For the first piece of evidence, a hidden skip code in H's ancient scriptures indicates that the ancients had supernatural access to knowledge of future events. If H really were true, we would expect about an 80% chance that some kind of code like that would exist. If H were not true though, there would only be a 10% chance that a code like that would randomly be present anyway. So I'll say $P(E1|H) = 0.8$ and $P(E1|H') = 0.1$.
For the second piece of evidence, archeologists discovered ruins which contradict with a claim in H's scriptures. If H were not true, we would expect a 50% chance of finding some such ruins. And there's only a 1% chance that the archeologists could be wrong or that it is theologically acceptable for this contradiction to exist. So I'll say $P(E2|H) = 0.01$ and $P(E2|H') = 0.5$.
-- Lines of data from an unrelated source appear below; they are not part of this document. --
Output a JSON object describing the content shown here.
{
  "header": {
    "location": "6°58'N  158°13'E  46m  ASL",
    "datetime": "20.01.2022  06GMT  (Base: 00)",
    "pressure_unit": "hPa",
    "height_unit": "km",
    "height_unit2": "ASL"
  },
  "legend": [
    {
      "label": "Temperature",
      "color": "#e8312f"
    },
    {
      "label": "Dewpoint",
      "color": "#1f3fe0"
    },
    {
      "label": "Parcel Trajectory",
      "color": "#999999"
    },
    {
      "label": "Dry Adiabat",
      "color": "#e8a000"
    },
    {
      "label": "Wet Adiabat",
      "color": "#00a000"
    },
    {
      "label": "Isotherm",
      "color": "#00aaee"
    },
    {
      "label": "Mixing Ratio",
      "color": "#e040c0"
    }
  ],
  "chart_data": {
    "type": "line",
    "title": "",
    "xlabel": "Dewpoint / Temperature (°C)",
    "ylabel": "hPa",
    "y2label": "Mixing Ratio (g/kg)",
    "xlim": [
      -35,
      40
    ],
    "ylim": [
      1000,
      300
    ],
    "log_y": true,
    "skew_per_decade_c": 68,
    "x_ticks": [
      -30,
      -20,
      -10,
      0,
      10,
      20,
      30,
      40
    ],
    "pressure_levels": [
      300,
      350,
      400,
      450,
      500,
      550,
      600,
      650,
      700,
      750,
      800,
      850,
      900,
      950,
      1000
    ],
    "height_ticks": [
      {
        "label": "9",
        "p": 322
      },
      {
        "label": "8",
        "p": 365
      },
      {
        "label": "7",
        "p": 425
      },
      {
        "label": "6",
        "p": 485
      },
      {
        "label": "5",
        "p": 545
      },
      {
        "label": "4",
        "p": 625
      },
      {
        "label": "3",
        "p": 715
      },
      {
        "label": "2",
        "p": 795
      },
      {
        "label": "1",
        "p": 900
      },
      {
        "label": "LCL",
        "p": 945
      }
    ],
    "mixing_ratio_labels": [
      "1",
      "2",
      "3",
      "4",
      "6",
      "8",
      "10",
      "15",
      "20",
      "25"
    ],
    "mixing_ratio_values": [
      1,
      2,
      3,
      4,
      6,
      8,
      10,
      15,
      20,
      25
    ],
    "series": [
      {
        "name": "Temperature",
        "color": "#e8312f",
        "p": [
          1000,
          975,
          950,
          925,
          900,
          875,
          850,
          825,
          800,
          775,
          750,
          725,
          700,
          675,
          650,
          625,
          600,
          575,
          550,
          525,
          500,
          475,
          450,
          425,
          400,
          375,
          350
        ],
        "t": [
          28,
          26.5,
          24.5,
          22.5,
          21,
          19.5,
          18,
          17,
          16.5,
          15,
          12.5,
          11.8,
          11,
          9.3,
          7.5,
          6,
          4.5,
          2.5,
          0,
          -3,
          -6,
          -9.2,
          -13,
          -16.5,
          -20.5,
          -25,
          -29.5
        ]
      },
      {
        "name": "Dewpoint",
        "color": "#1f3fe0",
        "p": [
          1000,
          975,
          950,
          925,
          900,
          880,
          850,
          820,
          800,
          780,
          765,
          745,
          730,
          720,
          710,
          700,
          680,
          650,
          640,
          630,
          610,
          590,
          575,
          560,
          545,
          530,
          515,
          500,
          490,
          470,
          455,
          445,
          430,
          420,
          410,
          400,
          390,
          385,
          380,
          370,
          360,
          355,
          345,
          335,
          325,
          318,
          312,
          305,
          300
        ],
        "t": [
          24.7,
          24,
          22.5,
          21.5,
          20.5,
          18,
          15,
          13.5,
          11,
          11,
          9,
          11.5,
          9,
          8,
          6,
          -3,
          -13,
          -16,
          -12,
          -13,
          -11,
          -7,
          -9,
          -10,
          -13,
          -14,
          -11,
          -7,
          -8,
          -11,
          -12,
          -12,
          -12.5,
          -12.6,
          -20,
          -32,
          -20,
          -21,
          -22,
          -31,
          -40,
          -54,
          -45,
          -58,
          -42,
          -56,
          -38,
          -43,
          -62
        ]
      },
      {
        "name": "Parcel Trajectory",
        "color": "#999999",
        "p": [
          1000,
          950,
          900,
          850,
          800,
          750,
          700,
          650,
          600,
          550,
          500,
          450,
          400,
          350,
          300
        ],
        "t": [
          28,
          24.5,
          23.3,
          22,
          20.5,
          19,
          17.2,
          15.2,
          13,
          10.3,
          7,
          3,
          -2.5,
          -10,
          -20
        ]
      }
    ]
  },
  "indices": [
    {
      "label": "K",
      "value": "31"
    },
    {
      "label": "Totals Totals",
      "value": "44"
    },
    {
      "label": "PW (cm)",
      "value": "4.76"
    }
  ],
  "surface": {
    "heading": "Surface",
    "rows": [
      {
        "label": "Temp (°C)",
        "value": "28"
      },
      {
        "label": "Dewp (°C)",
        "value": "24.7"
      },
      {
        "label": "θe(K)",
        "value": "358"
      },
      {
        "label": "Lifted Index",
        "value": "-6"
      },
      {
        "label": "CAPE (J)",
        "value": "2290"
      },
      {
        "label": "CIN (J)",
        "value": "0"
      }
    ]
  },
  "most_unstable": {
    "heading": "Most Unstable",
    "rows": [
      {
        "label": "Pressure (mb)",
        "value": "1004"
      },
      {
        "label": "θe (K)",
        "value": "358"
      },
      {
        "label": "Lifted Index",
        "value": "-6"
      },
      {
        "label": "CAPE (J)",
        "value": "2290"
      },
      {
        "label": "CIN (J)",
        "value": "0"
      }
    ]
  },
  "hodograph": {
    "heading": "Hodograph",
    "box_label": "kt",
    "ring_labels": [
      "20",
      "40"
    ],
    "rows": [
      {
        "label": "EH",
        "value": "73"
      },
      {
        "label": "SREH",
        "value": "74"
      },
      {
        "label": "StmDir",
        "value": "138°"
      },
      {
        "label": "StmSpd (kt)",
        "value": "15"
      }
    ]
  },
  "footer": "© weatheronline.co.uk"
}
So then I have an equation for Bayes' theorem considering these two separate observations like this:
$$P(H|E1, E2) = \frac{P(E1|H) * P(E2|H) * P(H)}{P(E1|H) * P(E2|H) * P(H) + P(E1|H’) * P(E2|H’) * P(H’)} $$
$$P(H|E1, E2) = \frac{0.8 * 0.01 * 0.01}{0.8 * 0.01 * 0.01 + 0.1 * 0.5 * 0.99} $$
$$P(H|E1, E2) = 0.0016 $$
Is this math okay? Or is there a problem calculating it like this, and if so what would be the correct approach?
You've got the correct approach, you are applying Bayes theorem correctly for the numbers in your example.